Learning from DeMarco

Susan DeMarco was an admirable example of the virtue of citizen activism.

Some are born with good luck, but I was 30 years old before Lady Luck smiled on me with full radiance. She arrived in the form of a petite bundle of feistiness, inherent smarts, political savviness, personal warmth, playfulness and beauty both inside and out, named Susan DeMarco.

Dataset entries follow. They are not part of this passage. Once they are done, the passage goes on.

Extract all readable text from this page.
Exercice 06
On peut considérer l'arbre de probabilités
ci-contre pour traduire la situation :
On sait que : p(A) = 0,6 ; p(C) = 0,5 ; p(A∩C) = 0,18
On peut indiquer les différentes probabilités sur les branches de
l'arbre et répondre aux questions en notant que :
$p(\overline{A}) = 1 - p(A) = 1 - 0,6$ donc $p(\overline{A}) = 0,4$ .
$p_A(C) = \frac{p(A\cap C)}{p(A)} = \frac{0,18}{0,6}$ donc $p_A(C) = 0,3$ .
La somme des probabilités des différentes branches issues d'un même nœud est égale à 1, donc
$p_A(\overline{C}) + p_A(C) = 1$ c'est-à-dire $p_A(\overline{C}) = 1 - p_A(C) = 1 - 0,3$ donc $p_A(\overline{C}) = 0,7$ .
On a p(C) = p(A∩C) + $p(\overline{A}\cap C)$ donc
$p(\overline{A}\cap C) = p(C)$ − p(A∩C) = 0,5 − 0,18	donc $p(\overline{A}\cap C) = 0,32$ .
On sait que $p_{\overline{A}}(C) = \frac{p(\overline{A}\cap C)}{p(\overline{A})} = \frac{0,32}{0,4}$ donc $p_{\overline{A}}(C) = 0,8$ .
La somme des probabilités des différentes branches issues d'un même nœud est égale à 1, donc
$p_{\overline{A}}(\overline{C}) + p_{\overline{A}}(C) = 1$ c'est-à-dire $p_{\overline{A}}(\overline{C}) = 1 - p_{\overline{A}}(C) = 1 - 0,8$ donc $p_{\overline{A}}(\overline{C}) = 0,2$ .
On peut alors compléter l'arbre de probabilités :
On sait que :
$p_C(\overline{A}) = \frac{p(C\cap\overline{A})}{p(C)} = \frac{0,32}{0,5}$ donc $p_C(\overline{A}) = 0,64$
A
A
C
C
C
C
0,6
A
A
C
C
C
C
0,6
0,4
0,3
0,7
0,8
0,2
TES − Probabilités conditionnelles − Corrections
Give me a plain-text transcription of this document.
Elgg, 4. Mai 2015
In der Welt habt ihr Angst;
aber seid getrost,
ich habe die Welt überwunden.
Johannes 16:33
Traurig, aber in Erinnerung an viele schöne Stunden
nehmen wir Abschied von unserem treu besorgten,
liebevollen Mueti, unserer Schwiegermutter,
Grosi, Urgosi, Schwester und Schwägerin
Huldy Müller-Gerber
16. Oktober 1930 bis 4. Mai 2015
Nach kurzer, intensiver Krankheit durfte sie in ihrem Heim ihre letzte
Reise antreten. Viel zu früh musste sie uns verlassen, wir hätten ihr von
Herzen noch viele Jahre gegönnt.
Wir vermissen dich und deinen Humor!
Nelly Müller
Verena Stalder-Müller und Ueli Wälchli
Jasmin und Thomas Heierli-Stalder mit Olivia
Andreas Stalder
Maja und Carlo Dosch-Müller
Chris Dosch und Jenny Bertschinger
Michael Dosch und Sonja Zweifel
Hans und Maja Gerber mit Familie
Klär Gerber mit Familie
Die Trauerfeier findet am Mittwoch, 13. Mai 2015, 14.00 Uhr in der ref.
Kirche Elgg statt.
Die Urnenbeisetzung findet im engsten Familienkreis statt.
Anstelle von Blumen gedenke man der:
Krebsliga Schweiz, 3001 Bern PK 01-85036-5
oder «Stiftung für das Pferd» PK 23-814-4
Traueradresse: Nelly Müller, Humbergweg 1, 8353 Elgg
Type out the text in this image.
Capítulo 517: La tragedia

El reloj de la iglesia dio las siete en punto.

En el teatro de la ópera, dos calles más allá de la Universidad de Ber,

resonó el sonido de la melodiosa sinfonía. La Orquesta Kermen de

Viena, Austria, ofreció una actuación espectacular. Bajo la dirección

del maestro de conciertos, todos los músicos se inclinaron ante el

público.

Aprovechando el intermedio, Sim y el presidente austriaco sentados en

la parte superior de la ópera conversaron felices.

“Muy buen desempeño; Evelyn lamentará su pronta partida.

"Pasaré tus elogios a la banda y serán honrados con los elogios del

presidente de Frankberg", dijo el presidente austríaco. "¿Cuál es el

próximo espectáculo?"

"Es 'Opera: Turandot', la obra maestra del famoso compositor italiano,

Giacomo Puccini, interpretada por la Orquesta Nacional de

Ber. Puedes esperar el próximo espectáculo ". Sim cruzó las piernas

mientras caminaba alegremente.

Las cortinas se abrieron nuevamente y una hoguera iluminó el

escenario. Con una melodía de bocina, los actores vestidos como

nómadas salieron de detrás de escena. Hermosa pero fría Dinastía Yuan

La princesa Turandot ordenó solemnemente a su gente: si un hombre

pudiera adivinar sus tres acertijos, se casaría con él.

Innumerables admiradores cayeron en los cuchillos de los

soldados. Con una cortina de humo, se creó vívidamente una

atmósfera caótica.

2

I apologize for turning inward for a personal commentary today, but DeMarco (as she’s called by all who have known her) is an admirable example of the virtue of citizen activism. She didn’t dwell in the media limelight, yet she’s one of our country’s everyday people who consistently works to make a positive difference in all they do, accomplishing so much more good than the bulk of politicos and other sparklies who are perpetually in the public eye. She’s been a teacher, a leader of public interest groups, an investigative journalist, the author of three books, a government official, a public policy innovator and a mentor, as well as a lifelong champion of economic fairness, social justice and equal opportunity for all. In other words, as one activist put it, “she’s a firecracker.” For some 45 years, it’s been my good fortune to team up with this woman in assorted progressive populist battles against the big shots trying to run roughshod over the democratic values of workaday people.

Alas, on the first of April, DeMarco slipped away from me and all who loved her. I was alone with her when she drew her last breath, 18 hours after I asked the hospital to honor her previously written directive that all life-support tubes be removed from her body. Crushingly sad, of course, yet deeply rewarding, for she not only conquered the blood clot that had slammed into her brain, but also our society’s high-tech medical imperative that she be held captive in her own damaged body.

And how very DeMarco that she managed to fly away on both Easter Sunday and April Fools’ Day!

Tributes and heartfelt reminiscences have poured in from all over. She would have been amazed by how many people appreciated her — her work, her assistance and her example. One longtime Texas friend summed up the New Jersey native with the highest of Texan accolades: “She was mighty fine.”

No need, however, to send flowers or make donations in her name. Rather, she would hope that the comfort of her pain-free passing in an Austin hospital might alert others to consider the possibility of controlling their own end times. The last message of love that Susan DeMarco sent to all of us was this: Plan ahead. Life comes at us fast, and this often includes its abrupt end. She was able to die on her own terms only because she had previously signed three essential legal documents stating her wishes and empowering a trusted loved one — me — to allow medical officials to switch from life sustaining to palliative care, letting her die naturally and without pain.

The documents are Durable Power of Attorney, Declaration of Guardian and Advanced Directive to Physicians. As legalistic as all of that sounds, it’s not complicated to get and fill out these standard forms. Indeed, most hospitals today have and will provide free copies of some of the forms to those who ask. In addition, a recent Medicare provision pays your own doctor to spend time during your physical exams to explain, discuss and assist you with Advance Care Planning.

One more thing I learned from this experience is that it’s not enough to have signed the end-of-life documents — you also need someone who knows where they are when the time comes. Hospital officials cannot take your word that the documents exist. As I frantically searched her “filing system” — i.e., unmarked piles of stuff around her bedroom — I could hear her saying, “Come on, Hightower, time to go!” Luckily, they were found, and so she was able to depart as she wished.

Above all, DeMarco was a free spirit — full of life, curiosity and imagination. She delighted in the diversity of birds that populated her big South Austin yard, from shy cardinal couples to raucous grackles, and she often had magical dreams of actually flying with them. She even imagined her final exit as a joyous, avian-like experience, as expressed in an old, uplifting gospel song she liked: “I’ll Fly Away.” And that’s just what she did.